Chiral anomalies and AdS/CMT in two dimensions
Kristan Jensen
TL;DR
The paper analyzes holographic descriptions of finite-density 2d CFTs, showing that chiral anomalies completely determine boundary current correlators when the currents are not explicitly broken beyond the anomaly. It explains this via bulk Chern-Simons terms, explores the dual description with external currents (as in the D3/D3 system), and develops a holographic renormalization framework that reveals a novel Weyl anomaly associated with external currents. The work demonstrates that charged BTZ black holes in AdS$_3$ are modified mainly by a flat boundary connection, yielding consistent thermodynamics and a refined microscopic understanding of entropy. It discusses implications for AdS/CMT in two dimensions, indicating the need for deformations to access richer phases and nontrivial transport beyond linear response.

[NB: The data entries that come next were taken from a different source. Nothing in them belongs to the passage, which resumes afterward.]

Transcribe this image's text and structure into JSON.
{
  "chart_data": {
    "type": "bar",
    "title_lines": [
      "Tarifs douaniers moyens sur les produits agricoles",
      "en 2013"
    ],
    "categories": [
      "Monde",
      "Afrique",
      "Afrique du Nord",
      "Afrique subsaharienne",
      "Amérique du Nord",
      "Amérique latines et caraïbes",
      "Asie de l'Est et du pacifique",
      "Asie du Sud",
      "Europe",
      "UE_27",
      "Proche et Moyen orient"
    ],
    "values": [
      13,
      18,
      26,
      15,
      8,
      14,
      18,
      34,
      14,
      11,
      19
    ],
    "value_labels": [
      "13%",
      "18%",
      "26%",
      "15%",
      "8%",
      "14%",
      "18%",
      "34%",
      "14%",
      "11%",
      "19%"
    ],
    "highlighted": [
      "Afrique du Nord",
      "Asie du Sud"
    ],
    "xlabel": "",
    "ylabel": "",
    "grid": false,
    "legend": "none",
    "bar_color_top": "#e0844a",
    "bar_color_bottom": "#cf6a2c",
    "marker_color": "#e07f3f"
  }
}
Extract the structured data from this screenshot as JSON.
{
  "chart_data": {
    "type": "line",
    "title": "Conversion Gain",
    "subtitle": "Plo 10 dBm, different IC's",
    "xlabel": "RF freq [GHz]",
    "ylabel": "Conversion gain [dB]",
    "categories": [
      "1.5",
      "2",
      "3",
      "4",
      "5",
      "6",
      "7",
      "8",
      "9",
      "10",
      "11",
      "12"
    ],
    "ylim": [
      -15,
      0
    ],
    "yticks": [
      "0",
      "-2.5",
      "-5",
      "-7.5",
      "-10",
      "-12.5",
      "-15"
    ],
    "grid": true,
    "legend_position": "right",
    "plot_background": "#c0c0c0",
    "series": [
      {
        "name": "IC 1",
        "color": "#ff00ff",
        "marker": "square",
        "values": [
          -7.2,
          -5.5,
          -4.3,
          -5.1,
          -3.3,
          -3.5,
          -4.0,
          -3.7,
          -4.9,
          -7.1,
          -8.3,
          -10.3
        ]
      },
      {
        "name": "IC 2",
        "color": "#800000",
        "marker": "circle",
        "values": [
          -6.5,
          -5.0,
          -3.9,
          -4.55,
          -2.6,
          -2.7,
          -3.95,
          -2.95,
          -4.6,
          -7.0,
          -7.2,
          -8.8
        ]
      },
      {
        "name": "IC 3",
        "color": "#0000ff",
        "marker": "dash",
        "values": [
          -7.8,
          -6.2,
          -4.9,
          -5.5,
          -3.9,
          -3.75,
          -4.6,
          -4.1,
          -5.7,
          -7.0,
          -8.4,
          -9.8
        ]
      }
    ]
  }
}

The results collectively emphasize that in 2d holography, anomaly data largely governs the dynamics of currents and their observable consequences.
Abstract
I clarify some recent confusion regarding the holographic description of finite-density systems in two dimensions. Notably, the chiral anomaly for symmetry currents in 2d conformal field theories (CFT) completely determines their correlators. The important exception is a CFT with a gauge theory to which we may couple an external current, as in the probe D3/D3 system or the putative dual to the charged BTZ black hole. These systems are analyzed with an eye for potential condensed matter applications.